BASF dan Eramet Batal Investasi pada Smelter Nikel di Maluku Utara, BKPM Buka Suara

NTVNews - Berita Hari Ini, Terbaru dan Viral - 28 Jun 2024, 11:09
Muslimin Trisyuliono
Penulis
Tasya Paramitha
Editor
Bagikan
Kementerian Investasi/Badan Koordinasi Penanaman Modal (BKPM) buka suara soal batalnya rencana investasi pemurnian nikel oleh BASF dan Eramet pada Proyek Sonic Bay di Maluku Utara/Ist Kementerian Investasi/Badan Koordinasi Penanaman Modal (BKPM) buka suara soal batalnya rencana investasi pemurnian nikel oleh BASF dan Eramet pada Proyek Sonic Bay di Maluku Utara/Ist

Ntvnews.id, Jakarta - Kementerian Investasi/Badan Koordinasi Penanaman Modal (BKPM) buka suara soal batalnya rencana investasi pemurnian nikel oleh BASF dan Eramet pada Proyek Sonic Bay di Maluku Utara.

Pihaknya menegaskan bahwa keputusan tersebut telah diketahui oleh Pemerintah Indonesia dan tidak menurunkan minat investor asing untuk menanamkan modalnya pada sektor hilirisasi di Indonesia.

BASF dan Eramet yang telah memiliki legalitas usaha atas nama PT Eramet Halmahera Nikel (PT EHN) untuk mengembangkan proyek Sonic Bay senilai USD2,6 miliar di Kawasan Industri Teluk Weda, Maluku Utara.

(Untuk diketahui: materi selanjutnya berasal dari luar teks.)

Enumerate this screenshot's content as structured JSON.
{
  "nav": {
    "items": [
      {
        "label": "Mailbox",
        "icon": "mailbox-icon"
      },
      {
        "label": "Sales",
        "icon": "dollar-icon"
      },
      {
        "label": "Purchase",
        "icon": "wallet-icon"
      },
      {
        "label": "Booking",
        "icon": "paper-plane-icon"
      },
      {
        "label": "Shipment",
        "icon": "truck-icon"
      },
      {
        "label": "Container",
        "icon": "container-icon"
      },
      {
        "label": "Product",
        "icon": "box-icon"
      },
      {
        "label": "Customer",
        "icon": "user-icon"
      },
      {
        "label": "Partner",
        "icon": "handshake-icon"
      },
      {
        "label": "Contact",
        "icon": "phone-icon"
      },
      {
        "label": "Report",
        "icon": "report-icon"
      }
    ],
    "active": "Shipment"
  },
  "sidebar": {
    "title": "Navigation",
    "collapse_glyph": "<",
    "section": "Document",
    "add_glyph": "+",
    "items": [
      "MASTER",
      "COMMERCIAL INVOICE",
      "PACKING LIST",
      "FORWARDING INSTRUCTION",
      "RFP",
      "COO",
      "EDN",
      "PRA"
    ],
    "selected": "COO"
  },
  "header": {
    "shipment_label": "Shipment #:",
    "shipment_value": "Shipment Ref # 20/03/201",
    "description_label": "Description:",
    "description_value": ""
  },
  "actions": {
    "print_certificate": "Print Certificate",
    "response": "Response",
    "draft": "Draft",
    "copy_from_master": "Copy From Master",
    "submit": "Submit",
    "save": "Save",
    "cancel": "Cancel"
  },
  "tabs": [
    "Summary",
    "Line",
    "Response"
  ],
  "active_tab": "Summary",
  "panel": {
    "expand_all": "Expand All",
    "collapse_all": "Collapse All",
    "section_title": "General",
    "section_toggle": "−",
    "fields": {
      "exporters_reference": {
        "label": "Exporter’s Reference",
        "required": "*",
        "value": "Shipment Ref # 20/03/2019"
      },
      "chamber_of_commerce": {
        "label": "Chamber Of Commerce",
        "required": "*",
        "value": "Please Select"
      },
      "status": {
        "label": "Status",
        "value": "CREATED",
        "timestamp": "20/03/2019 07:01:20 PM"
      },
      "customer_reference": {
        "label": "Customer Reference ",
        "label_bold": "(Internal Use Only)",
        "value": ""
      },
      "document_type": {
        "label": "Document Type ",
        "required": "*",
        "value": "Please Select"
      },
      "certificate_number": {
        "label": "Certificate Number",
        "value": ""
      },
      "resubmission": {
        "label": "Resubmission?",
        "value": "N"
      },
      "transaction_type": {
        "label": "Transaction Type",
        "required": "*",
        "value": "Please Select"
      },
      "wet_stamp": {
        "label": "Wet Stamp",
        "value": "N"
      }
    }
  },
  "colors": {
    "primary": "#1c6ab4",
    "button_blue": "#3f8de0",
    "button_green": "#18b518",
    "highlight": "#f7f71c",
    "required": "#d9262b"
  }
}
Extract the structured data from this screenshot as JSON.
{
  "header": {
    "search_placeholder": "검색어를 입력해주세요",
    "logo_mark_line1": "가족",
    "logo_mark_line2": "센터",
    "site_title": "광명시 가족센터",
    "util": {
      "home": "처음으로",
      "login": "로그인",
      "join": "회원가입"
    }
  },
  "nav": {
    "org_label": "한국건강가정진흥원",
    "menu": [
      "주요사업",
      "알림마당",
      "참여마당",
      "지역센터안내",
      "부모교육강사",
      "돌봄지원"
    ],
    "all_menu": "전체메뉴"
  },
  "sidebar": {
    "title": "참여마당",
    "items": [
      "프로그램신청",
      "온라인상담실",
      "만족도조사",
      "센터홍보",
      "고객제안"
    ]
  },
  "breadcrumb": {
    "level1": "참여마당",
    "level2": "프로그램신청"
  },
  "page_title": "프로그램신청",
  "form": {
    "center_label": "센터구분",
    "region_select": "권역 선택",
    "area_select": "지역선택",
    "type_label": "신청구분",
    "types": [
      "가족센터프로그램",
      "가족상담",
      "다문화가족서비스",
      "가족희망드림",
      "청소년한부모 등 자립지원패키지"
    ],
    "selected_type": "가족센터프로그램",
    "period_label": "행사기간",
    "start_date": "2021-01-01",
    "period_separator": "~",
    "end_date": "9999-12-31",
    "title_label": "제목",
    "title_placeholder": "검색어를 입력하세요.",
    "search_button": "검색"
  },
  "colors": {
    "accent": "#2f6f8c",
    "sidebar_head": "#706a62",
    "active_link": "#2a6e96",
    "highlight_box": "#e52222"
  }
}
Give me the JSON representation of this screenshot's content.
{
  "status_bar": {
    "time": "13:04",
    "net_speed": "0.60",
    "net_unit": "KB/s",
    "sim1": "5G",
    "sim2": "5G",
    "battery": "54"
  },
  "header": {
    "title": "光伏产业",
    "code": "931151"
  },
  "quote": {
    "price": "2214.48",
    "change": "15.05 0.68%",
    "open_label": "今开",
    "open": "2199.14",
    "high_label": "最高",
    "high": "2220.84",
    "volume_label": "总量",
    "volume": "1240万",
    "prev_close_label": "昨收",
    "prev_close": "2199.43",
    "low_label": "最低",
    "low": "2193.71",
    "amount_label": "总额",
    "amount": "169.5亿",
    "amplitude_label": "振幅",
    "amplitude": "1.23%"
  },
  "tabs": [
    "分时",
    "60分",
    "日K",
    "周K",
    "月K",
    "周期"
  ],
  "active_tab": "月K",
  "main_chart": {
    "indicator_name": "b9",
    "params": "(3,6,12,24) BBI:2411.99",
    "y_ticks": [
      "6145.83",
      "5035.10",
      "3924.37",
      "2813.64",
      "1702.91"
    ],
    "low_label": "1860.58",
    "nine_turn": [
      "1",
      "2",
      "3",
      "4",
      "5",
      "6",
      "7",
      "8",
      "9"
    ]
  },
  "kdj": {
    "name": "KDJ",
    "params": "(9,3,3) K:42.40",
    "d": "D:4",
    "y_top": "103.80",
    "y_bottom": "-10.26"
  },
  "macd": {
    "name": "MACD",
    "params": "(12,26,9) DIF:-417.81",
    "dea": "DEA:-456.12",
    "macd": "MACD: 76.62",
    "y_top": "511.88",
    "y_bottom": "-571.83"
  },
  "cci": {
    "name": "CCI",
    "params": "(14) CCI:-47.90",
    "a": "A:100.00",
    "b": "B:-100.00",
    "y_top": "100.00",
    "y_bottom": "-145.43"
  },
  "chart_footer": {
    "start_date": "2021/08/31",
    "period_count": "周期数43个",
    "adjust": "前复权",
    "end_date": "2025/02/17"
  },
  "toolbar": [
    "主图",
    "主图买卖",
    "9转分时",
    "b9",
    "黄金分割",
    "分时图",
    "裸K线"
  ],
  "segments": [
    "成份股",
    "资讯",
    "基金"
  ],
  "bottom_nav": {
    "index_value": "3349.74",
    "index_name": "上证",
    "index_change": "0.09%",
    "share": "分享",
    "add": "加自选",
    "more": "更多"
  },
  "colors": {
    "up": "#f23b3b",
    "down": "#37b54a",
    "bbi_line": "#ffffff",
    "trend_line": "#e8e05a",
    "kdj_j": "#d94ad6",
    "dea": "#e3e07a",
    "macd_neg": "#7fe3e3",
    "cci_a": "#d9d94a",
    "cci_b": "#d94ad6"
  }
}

Proyek ini berupa pembangunan pabrik pemurnian nikel dengan teknologi High Pressure Acid Leach (HPAL) yang menghasilkan Mixed Hydroxide Precipitates (MHP).

Deputi Bidang Promosi Penanaman Modal Kementerian Investasi/BKPM Nurul Ichwan menyampaikan bahwa keputusan BASF dan Eramet untuk membatalkan investasinya adalah keputusan bisnis yang diperoleh setelah melakukan berbagai evaluasi.

"Kami dari awal terus mengawal rencana investasi ini. Namun pada perjalanannya, perusahaan beralih fokus, sehingga pada akhirnya mengeluarkan keputusan bisnis membatalkan rencana investasi proyek Sonic Bay ini," ujar Nurul dalam keterangannya dikutip, Jumat (28/6/2024).

Berdasarkan rilis perusahaan, keputusan BASF dan Eramet untuk tidak meneruskan rencana investasi didasarkan pada pertimbangan akan perubahan kondisi pasar nikel yang signifikan, khususnya pada pilihan nikel yang menjadi suplai bahan baku baterai kendaraan listrik.

Sehingga, BASF memutuskan bahwa tidak ada lagi kebutuhan untuk melakukan investasi suplai material baterai kendaraan listrik.

"Kami melihat hilirisasi untuk ekosistem baterai kendaraan listrik masih sangat potensial untuk dikembangkan di Indonesia. Apalagi, baru-baru saja Indonesia mendapat peringkat 27 pada World Competitiveness Ranking (WCR) 2024. Top 3 terbaik di wilayah ASEAN," imbuh Nurul.

Nurul menegaskan, minat investor asing di sektor hilirisasi tetap tinggi dan bahkan beberapa proyek investasi di sektor tersebut telah mencapai tahap realisasi.

Ia pun memberi contoh, proyek smelter tembaga terbesar di dunia milik PT Freeport Indonesia di Gresik, Jawa Timur resmi beroperasi mulai 27 Juni 2024.

Bukti nyata lainnya, produksi massal baterai kendaraan listrik pertama di Indonesia akan dimulai oleh PT Hyundai LG Indonesia (HLI) Green Power di Karawang, Jawa Barat pada Juli 2024 dan akan diresmikan oleh Presiden Joko Widodo.